Cette croissance s'est appuyée sur un dynamisme exportateur. La Chine devenir une puissance exportatrice de premier plan. Ce n'est spectaculaire que depuis les années 1990 et 2000. On ne sait pas aujourd'hui où s'arrêtera cette croissance exportatrice. Clairement, on a l'intégration de la Chine comme puissance exportatrice dans le monde. Derrière ces exportations on a beaucoup de produits de haute technologie. On passe d'un fort taux d'exportation de textiles à des exportations du secteur électronique. On a un dynamisme à l'exportation porté par le secteur dit de haute technologie. La réussite chinoise s'est accompagnée d'un taux d'épargne élevé.

2.      Nuancer ce succès

En réalité, il ne s'agit pas d'une émergence de la Chine sur la scène internationale, c'est plutôt un retour de la Chine. De ce fait, cela enlève une partie du caractère miraculeux. Au début du XIX° siècle, la Chine représentait déjà près de 30% du PIB mondial.

La Chine est placée aujourd'hui seconde puissance économique mondiale. C'est vrai, si on prend le Produit Intérieur Brut (PIB) global du pays. Ce n'est pas une surprise car ils sont 1,4 milliards d'habitants. Or, il faut se dire que c'est plutôt extraordinaire qu'ils n'aient pas produit plus que le Japon qui n'a que 150 millions d'habitants. Le PIB par tête en Chine n'est pas le même qu'au Japon. La Chine est un poids lourd économique du fait de sa démographie. Sinon, la Chine est dans les pays intermédiaires inférieurs, soit dit plus trivialement un pays pauvre.
La stratégie de croissance est déséquilibrée car elle s’appuie excessivement sur les exportations et aussi sur les IDE. La consommation intérieure est un petit moteur en Chine. On a un investissement de 40% du PIB contre 20% Japon et 16% aux États-Unis. L'État chinois fait toujours de la relance économique quand la croissance va mal et de ce fait on a une présence étatique très forte.

Les exportations chinoises sont largement le fait d'entreprises étrangères à plus de 50%. On a donc une participation faible à la mondialisation.
La Chine continue d'importer des produits intermédiaires.
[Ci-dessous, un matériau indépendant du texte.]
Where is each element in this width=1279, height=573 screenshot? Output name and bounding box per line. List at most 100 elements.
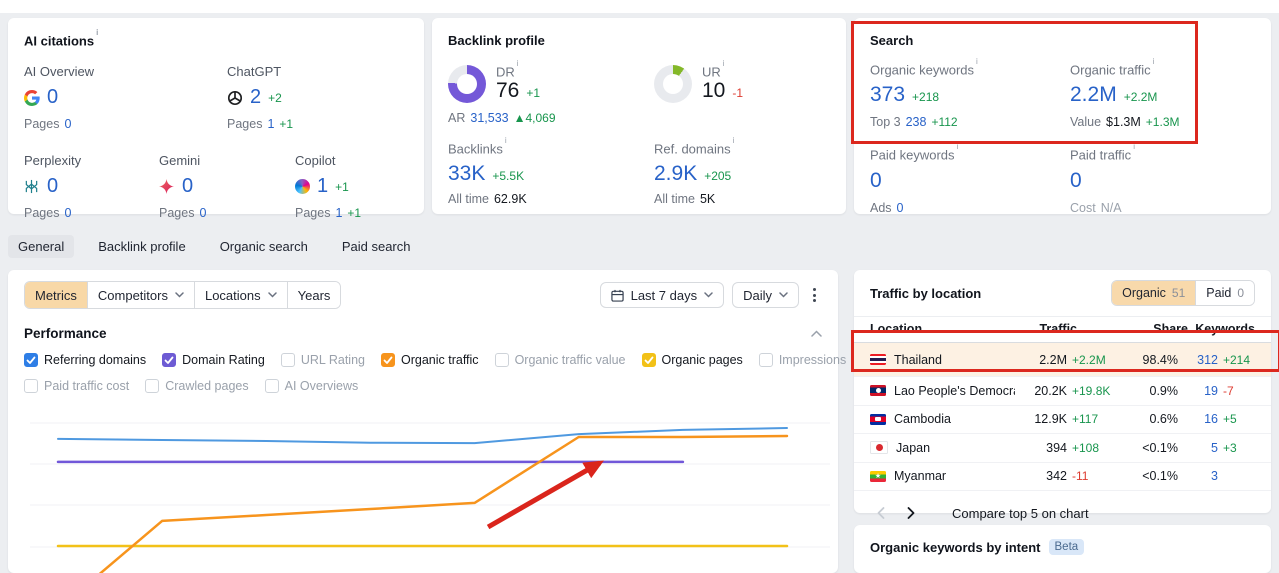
performance-line-chart[interactable]	[8, 400, 838, 573]
metric-toggle-organic-pages[interactable]: Organic pages	[641, 353, 743, 367]
tab-general[interactable]: General	[8, 234, 75, 258]
metrics-button[interactable]: Metrics	[25, 282, 87, 308]
pages-value[interactable]: 0	[64, 117, 71, 131]
copilot-value[interactable]: 1	[317, 175, 328, 198]
ar-value[interactable]: 31,533	[470, 111, 508, 125]
chart-line-organic-traffic	[98, 434, 789, 573]
keywords-value[interactable]: 3	[1188, 469, 1218, 483]
pages-value[interactable]: 1	[267, 117, 274, 131]
backlinks-value[interactable]: 33K	[448, 162, 485, 186]
keywords-value[interactable]: 5	[1188, 441, 1218, 455]
checkbox-checked-icon[interactable]	[162, 353, 177, 367]
metric-label: Paid traffic cost	[44, 379, 130, 393]
metric-toggle-url-rating[interactable]: URL Rating	[280, 353, 365, 367]
location-name: Cambodia	[894, 412, 951, 427]
pages-value[interactable]: 0	[199, 206, 206, 220]
years-button[interactable]: Years	[286, 282, 341, 308]
flag-jp-icon	[870, 441, 888, 455]
chevron-down-icon	[267, 292, 277, 298]
value-label: Value	[1070, 115, 1102, 130]
checkbox-unchecked-icon[interactable]	[494, 353, 509, 367]
search-card: Search Organic keywordsi 373 +218 Top 3 23…	[854, 18, 1271, 215]
location-rows: Thailand 2.2M +2.2M 98.4% 312 +214 Lao People'…	[854, 343, 1271, 491]
metric-label: Impressions	[778, 353, 847, 367]
info-icon[interactable]: i	[733, 136, 735, 145]
competitors-dropdown[interactable]: Competitors	[86, 282, 194, 308]
chatgpt-delta: +2	[268, 90, 282, 105]
metric-toggle-paid-traffic-cost[interactable]: Paid traffic cost	[24, 379, 129, 393]
checkbox-unchecked-icon[interactable]	[24, 379, 38, 393]
granularity-dropdown[interactable]: Daily	[732, 282, 799, 308]
tab-organic-search[interactable]: Organic search	[210, 235, 318, 258]
metric-label: Organic pages	[661, 353, 743, 367]
checkbox-unchecked-icon[interactable]	[758, 353, 773, 367]
info-icon[interactable]: i	[1133, 142, 1135, 151]
paid-keywords-value[interactable]: 0	[870, 169, 882, 193]
top3-value[interactable]: 238	[906, 115, 927, 129]
pages-value[interactable]: 0	[64, 206, 71, 220]
info-icon[interactable]: i	[96, 28, 98, 37]
backlink-profile-card: Backlink profile DRi 76 +1 AR 31,533 ▲4,069…	[432, 18, 846, 214]
checkbox-checked-icon[interactable]	[380, 353, 395, 367]
keywords-value[interactable]: 16	[1188, 412, 1218, 426]
checkbox-checked-icon[interactable]	[24, 353, 38, 367]
location-row-kh[interactable]: Cambodia 12.9K +117 0.6% 16 +5	[854, 406, 1271, 434]
metric-toggle-referring-domains[interactable]: Referring domains	[24, 353, 146, 367]
ref-domains-value[interactable]: 2.9K	[654, 162, 697, 186]
info-icon[interactable]: i	[1153, 57, 1155, 66]
compare-top5-label[interactable]: Compare top 5 on chart	[952, 506, 1089, 521]
chatgpt-value[interactable]: 2	[250, 86, 261, 109]
locations-dropdown[interactable]: Locations	[193, 282, 287, 308]
paid-traffic-value[interactable]: 0	[1070, 169, 1082, 193]
info-icon[interactable]: i	[723, 59, 725, 68]
metric-toggle-crawled-pages[interactable]: Crawled pages	[145, 379, 249, 393]
keywords-value[interactable]: 19	[1188, 384, 1218, 398]
next-page-button[interactable]	[900, 502, 922, 524]
metric-label: Organic traffic value	[514, 353, 626, 367]
ai-overview-value[interactable]: 0	[47, 86, 58, 109]
location-row-jp[interactable]: Japan 394 +108 <0.1% 5 +3	[854, 434, 1271, 463]
location-row-la[interactable]: Lao People's Democratic Reput 20.2K +19.8K…	[854, 377, 1271, 406]
paid-toggle[interactable]: Paid 0	[1195, 281, 1254, 305]
keywords-value[interactable]: 312	[1188, 353, 1218, 367]
metric-toggle-ai-overviews[interactable]: AI Overviews	[264, 379, 358, 393]
ads-value[interactable]: 0	[897, 201, 904, 215]
organic-toggle[interactable]: Organic 51	[1112, 281, 1196, 305]
value-delta: +1.3M	[1145, 115, 1180, 130]
date-range-dropdown[interactable]: Last 7 days	[599, 282, 725, 308]
metric-label: Domain Rating	[182, 353, 265, 367]
tab-backlink-profile[interactable]: Backlink profile	[88, 235, 195, 258]
metric-toggle-organic-traffic[interactable]: Organic traffic	[380, 353, 479, 367]
collapse-chevron-up-icon[interactable]	[811, 330, 822, 337]
location-row-mm[interactable]: Myanmar 342 -11 <0.1% 3	[854, 463, 1271, 491]
top3-label: Top 3	[870, 115, 901, 130]
checkbox-unchecked-icon[interactable]	[145, 379, 160, 393]
metric-toggle-organic-traffic-value[interactable]: Organic traffic value	[494, 353, 626, 367]
prev-page-button[interactable]	[870, 502, 892, 524]
copilot-delta: +1	[335, 179, 349, 194]
info-icon[interactable]: i	[976, 57, 978, 66]
gemini-metric: Gemini 0 Pages 0	[159, 153, 295, 220]
more-options-icon[interactable]	[807, 284, 822, 306]
info-icon[interactable]: i	[517, 59, 519, 68]
keywords-by-intent-card: Organic keywords by intent Beta	[854, 525, 1271, 573]
perplexity-value[interactable]: 0	[47, 175, 58, 198]
info-icon[interactable]: i	[505, 136, 507, 145]
organic-traffic-value[interactable]: 2.2M	[1070, 83, 1117, 107]
tab-paid-search[interactable]: Paid search	[332, 235, 421, 258]
backlinks-label: Backlinksi	[448, 136, 507, 157]
metric-toggle-domain-rating[interactable]: Domain Rating	[162, 353, 265, 367]
url-rating-block: URi 10 -1	[654, 59, 743, 125]
pages-label: Pages	[24, 206, 60, 221]
location-row-th[interactable]: Thailand 2.2M +2.2M 98.4% 312 +214	[854, 343, 1271, 377]
organic-keywords-value[interactable]: 373	[870, 83, 905, 107]
checkbox-unchecked-icon[interactable]	[264, 379, 279, 393]
checkbox-unchecked-icon[interactable]	[280, 353, 295, 367]
keywords-delta: +3	[1223, 440, 1237, 455]
gemini-value[interactable]: 0	[182, 175, 193, 198]
share-value: <0.1%	[1142, 440, 1178, 455]
info-icon[interactable]: i	[957, 142, 959, 151]
metric-toggle-impressions[interactable]: Impressions	[758, 353, 847, 367]
pages-value[interactable]: 1	[335, 206, 342, 220]
checkbox-checked-icon[interactable]	[641, 353, 656, 367]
La part du commerce d'assemblage est très élevée. L'essentiel de l'excédent chinois vient de son commerce d'assemblage et pas de son commerce ordinaire. Le commerce chinois dégage très peu de valeur ajoutée. Pour qu'il exporte le pays doit importer beaucoup, sa contribution à la valeur finale est très faible. La Chine exporte des produits de haute technologie mais n'y participe que très peu.
Autre nuance sur la brillante performance économique chinoise, les moteurs de cette croissance sont les exportations. Les toutes dernières années, les investissements sont proches de 40% ce qui est similaire au reste de l’Asie orientale. Troisième moteur possible, la consommation intérieure qui était pourtant faible et qui le demeure toujours. La croissance économique s’appuie peu sur la consommation intérieure, très largement tirée par les exportations et maintenant poussée par les importations (favorisées par l’Etat), le PIB intérieur reste faible. Ce repos sur les investissements est risqué et pourra si rien ne change se stopper brutalement.